Choosing a name for your new baby is tough. Making the right choice is of dire importance for your child; a poorly chosen name will haunt them for their entire life. Here’s a handy how-to guide for responsibly naming your child:
- Is your child a girl? Name her “Megan.”
- Is it a bouncing baby boy? Name him “Matthew.” “Matthew” is the “Megan” of boy names.
If for some reason you aren’t satisfied with the above process (re: you’re a fucking moron) here are a few bonus tips for finding your child the perfect name:
- Are you religious? Give your child a traditional religious name, like “God,” or “The Pope,” or “Satan.”

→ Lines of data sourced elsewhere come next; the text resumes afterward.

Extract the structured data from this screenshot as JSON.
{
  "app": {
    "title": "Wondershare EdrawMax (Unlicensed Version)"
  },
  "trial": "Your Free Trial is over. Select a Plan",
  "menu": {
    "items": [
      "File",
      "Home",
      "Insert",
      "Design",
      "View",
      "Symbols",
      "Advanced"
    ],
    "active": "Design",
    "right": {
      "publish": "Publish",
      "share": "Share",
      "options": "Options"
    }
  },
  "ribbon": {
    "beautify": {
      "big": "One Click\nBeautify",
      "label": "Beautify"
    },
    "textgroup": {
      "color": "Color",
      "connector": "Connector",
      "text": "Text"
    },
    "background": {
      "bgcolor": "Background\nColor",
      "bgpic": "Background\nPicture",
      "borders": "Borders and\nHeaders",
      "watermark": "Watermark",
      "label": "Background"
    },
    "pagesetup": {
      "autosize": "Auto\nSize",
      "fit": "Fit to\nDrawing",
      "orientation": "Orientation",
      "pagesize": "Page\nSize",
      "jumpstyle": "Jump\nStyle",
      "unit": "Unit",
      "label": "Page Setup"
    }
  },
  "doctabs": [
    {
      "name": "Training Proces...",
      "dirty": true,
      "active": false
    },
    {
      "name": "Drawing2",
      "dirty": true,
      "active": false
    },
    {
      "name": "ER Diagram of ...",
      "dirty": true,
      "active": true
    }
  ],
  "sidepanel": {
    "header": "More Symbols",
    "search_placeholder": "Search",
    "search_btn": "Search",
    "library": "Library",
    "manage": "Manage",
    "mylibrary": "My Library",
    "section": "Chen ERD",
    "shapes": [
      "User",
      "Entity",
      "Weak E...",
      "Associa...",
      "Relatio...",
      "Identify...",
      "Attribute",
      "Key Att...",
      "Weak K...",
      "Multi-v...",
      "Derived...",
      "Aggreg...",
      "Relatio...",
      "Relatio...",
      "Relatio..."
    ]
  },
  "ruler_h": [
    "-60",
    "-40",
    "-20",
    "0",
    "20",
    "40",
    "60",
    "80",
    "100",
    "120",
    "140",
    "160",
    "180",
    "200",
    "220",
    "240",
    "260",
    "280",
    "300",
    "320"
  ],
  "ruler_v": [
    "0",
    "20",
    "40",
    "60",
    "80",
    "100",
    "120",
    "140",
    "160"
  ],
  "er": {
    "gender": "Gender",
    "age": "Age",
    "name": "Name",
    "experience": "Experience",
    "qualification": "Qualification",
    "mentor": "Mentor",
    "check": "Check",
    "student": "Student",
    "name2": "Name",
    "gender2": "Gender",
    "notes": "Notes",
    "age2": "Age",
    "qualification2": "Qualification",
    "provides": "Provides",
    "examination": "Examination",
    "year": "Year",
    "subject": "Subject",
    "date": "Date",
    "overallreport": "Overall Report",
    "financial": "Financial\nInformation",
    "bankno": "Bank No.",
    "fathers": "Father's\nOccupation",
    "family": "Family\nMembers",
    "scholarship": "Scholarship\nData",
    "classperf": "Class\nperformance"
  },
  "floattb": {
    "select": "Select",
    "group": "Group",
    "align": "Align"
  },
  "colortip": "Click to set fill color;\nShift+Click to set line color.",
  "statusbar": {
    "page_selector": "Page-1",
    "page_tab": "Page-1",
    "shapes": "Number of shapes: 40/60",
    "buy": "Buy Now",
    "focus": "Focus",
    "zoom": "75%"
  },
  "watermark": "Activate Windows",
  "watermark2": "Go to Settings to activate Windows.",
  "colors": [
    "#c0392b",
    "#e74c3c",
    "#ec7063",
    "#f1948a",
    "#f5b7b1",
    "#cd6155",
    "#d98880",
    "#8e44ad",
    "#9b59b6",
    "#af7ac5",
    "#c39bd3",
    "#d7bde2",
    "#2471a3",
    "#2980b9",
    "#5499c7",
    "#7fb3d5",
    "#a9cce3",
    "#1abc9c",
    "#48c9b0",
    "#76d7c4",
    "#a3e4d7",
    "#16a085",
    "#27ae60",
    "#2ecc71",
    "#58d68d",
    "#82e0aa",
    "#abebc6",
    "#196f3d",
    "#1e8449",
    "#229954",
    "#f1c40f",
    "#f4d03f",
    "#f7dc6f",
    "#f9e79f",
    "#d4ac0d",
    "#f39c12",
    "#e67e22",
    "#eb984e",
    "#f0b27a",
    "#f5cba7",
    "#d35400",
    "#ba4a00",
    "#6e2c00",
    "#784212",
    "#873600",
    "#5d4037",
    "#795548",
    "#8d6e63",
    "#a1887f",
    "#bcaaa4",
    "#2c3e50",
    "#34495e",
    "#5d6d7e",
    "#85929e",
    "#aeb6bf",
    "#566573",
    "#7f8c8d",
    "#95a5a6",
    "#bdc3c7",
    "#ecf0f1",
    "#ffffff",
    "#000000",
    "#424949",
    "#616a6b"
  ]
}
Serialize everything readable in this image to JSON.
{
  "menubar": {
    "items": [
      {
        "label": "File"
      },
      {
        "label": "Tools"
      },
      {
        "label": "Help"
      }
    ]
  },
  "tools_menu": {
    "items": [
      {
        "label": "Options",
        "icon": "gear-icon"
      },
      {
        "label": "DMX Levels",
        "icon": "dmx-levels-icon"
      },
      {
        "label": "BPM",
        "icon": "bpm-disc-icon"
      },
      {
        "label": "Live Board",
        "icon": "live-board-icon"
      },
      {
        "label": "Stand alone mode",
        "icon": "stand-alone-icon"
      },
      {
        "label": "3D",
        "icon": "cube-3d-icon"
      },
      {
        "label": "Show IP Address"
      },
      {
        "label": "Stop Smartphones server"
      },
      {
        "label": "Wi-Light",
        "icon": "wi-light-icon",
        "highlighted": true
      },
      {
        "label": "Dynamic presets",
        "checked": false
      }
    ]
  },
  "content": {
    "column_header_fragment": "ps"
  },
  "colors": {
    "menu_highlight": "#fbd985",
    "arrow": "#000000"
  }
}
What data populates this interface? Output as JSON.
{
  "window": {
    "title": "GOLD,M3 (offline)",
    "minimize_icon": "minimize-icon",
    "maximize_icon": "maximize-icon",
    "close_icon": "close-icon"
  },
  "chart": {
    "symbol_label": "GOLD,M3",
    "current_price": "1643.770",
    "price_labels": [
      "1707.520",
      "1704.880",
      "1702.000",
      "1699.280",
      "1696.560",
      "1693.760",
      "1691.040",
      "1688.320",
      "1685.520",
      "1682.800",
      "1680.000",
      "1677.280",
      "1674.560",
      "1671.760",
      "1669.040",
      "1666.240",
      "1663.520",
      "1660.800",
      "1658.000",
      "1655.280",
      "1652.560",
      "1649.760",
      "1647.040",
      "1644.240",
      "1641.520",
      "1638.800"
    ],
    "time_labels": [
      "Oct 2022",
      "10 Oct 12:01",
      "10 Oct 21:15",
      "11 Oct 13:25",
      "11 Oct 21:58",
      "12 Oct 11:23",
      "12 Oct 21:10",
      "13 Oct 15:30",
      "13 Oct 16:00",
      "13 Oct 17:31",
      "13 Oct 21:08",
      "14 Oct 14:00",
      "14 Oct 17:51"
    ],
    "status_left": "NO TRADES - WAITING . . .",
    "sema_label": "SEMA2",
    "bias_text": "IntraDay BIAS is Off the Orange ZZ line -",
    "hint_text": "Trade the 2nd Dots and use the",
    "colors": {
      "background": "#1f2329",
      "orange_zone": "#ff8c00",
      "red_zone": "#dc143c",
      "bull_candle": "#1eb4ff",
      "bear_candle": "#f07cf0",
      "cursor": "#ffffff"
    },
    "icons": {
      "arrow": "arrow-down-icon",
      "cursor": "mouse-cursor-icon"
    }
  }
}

- Write one hundred of your favorite names on slips of paper and scatter the slips over the floor of your home. When your baby is old enough to crawl, place him or her on the ground and see which piece of paper it chooses. Then name it “Megan.”
- Resist the urge to name your child after the place where it was conceived. It might produce a few sweet, quirky names like “Paris” or “Boston, but if it catches on, half the kids in Georgia will be named “Waffle House Parking Lot.”
- I liked The Hunger Games as much as the next guy, but if you plan on naming your kid “Katniss” or “Peeta,” here’s a word of advice: the world doesn’t need you or your stupid fucking baby.
- Cash in! A “personal endorsement” baby name is like a billboard that never gets torn down (until it dies), and your kid’s popularity will soar! Who wouldn’t want to be friends with “Monster Energy Drink” Himmelfarb, or “Toyota Scion FR-S” Hamilton-Walters? There is a downside to this method, though—just ask fourteen-year old Enron World Trade Center Bank of America Stevenson.
- If your male son seems like he might be gay, name him “David.” C’mon, I can’t seriously be the only one who’s noticed that!
- Are you lazy? Take your own name and tack a “Jr.” on the end. You’re done, you lazy bitch! Naptime!
- Don’t name them Benjamin. THAT’S MY NAME! I OWN IT!